Gronneberg, J., & Johnston, S. (2015). 7 Things You Should Know About Universal Design for Learning.

Imms, W., & Byers, T. (2016). Does the space make a difference?

Imms, W., Mahat, M., Byers, T., & Murphy, D. (2017). Type and Use of Innovative Learning Environments in Australasian Schools, 1–61. Retrieved from http://www.iletc.com.au/publications/reports/.

Killeen, J. P., Evans, G. W., & Danko, S. (2003). The Role Of Permanent Student Artwork In Students’ Sense Of Ownership In An Elementary School. Environment & Behavior, 35(2), 250–263. https://doi.org/10.1177/0013916502250133

New Zealand Ministry of Education. (2013). Ka Hikitia: Accelerating Success 2013-2017.

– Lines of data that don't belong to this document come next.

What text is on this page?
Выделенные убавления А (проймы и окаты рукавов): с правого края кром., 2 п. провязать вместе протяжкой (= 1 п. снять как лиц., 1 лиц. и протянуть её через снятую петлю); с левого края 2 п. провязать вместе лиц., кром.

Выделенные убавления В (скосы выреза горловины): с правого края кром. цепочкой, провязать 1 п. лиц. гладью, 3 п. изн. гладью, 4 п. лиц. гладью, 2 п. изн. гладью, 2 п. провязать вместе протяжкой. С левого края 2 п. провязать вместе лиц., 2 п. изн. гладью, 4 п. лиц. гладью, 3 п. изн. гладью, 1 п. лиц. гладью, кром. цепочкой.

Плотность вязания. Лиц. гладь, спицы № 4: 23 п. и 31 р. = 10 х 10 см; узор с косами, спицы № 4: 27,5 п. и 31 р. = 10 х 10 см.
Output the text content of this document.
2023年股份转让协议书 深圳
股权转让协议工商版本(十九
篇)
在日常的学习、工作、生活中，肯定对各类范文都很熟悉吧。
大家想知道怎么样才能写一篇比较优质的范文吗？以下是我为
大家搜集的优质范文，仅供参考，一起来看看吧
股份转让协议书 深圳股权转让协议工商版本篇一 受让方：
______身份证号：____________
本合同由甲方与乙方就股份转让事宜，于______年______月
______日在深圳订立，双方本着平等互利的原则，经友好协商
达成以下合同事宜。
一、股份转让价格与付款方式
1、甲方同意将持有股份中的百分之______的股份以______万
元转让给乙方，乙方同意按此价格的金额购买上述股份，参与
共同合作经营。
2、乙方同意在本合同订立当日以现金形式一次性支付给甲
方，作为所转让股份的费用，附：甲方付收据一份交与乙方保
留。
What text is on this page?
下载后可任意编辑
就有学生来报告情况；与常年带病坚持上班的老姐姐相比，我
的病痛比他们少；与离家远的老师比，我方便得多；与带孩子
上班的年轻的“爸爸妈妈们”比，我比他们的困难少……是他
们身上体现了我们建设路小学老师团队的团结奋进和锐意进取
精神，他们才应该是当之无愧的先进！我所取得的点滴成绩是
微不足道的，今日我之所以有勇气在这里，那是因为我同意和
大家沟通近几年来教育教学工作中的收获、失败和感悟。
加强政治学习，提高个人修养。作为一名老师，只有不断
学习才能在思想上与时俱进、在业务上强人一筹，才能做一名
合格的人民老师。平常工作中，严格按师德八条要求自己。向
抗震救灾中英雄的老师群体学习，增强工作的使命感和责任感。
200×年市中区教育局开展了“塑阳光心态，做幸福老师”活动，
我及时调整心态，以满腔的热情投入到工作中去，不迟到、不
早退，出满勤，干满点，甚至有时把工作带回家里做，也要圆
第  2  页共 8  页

Sousa, D. A. (2014). Mind, brain, & education: Neuroscience implications for the classroom. Solution Tree Press.

Von Ahlefeld, H. (2009). Evaluating Quality in Educational Spaces: OECD/CELE Pilot Project. CELE Exchange. Centre for Effective Learning Environments, 2009, 1–5. https://doi.org/10.1787/220802117283

York-Barr, J., Ghere, G., & Sommerness, J. (2007). Collaborative Teaching to Increase ELL Student Learning: A Three-Year Urban Elementary Case Study. Journal of Education for Students Placed at Risk (JESPAR). https://doi.org/10.1080/10824660701601290


  1. They also contribute to higher anxiety levels, stress, higher blood pressure and difficulty concentrating for some students. The ability to close off areas or make smaller ‘rooms’ is not always utilised nor feasible in all learning situations, and so there are students who feel isolated, left out, overwhelmed and unable to cope in a large, noisy environment with 90 or more other students in the same area. This is the reality for some students. They are unable to learn in this environment and schools are not necessarily able to meet their needs with the new physical environment that they have. One type of school does not fit all students.

  2. If the intention was to increase learning outcomes, state schools would have been given flexible classrooms with adequate heating, lighting, acoustic treatment and break out spaces where two teachers could co-teach 25 (or so) students using each other’s strengths and best ideas. The number of children that are placed in most Innovative Learning Environments destroys the positives that can come with space flexibility and teacher collaboration.

  3. In comparison to a traditional classroom, these spaces are an unmitigated disaster. They produce a fractured learning environment. Whoever is responsible for this should be sacked immediately for wasting taxpayer money.

  4. This approach failed my kids. I have moved them to a more “traditional” school and they are now thriving. They found the noise and disruption of an open environment quite upsetting, there is nothing innovative about this as it was tried in the 1970s and it failed them too.

  5. I observed five modern learning environments for a school, and how students and teachers worked in those classrooms. Unmodified, they do not work. So most teachers take in hand to make these places work. Most staff and students I talked to identified the following:
    Posters, and furniture had to be moved to control line of sight, so students were not distracted by movement.
    Classes faced away from others, so students were not distracted by glass.
    Bean bags were okay for reward or reading, but reduced student work, or were disruptive.
    Breakout rooms were great for group work, but increased teacher work load, as more places needed monitoring for behavioural management.
    Glass dividing doors had to be keep shut to reduce noise.
    The amount of glass is a potential maintenance cost issue in the long run.
    A lot of glass to clean.
    All the teachers I talked to wanted conventional classrooms.
    One potential hazard for health and safety: in a lockdown, the dangerous person(s) can see into the classroom. Too much glass, a potential earthquake hazard during failure event.
    Finally, there is a fundamental failure to understand basic human anatomy: the human hunter eyes are close together to observe and track movement. Too much glass results in too much distraction.
    To back this up in one single period my old written notes observed a student distracted by movement on the other side of a glass about every 1 to 2 minutes of the period, declining if the teacher had taken action to block up the students line of sight.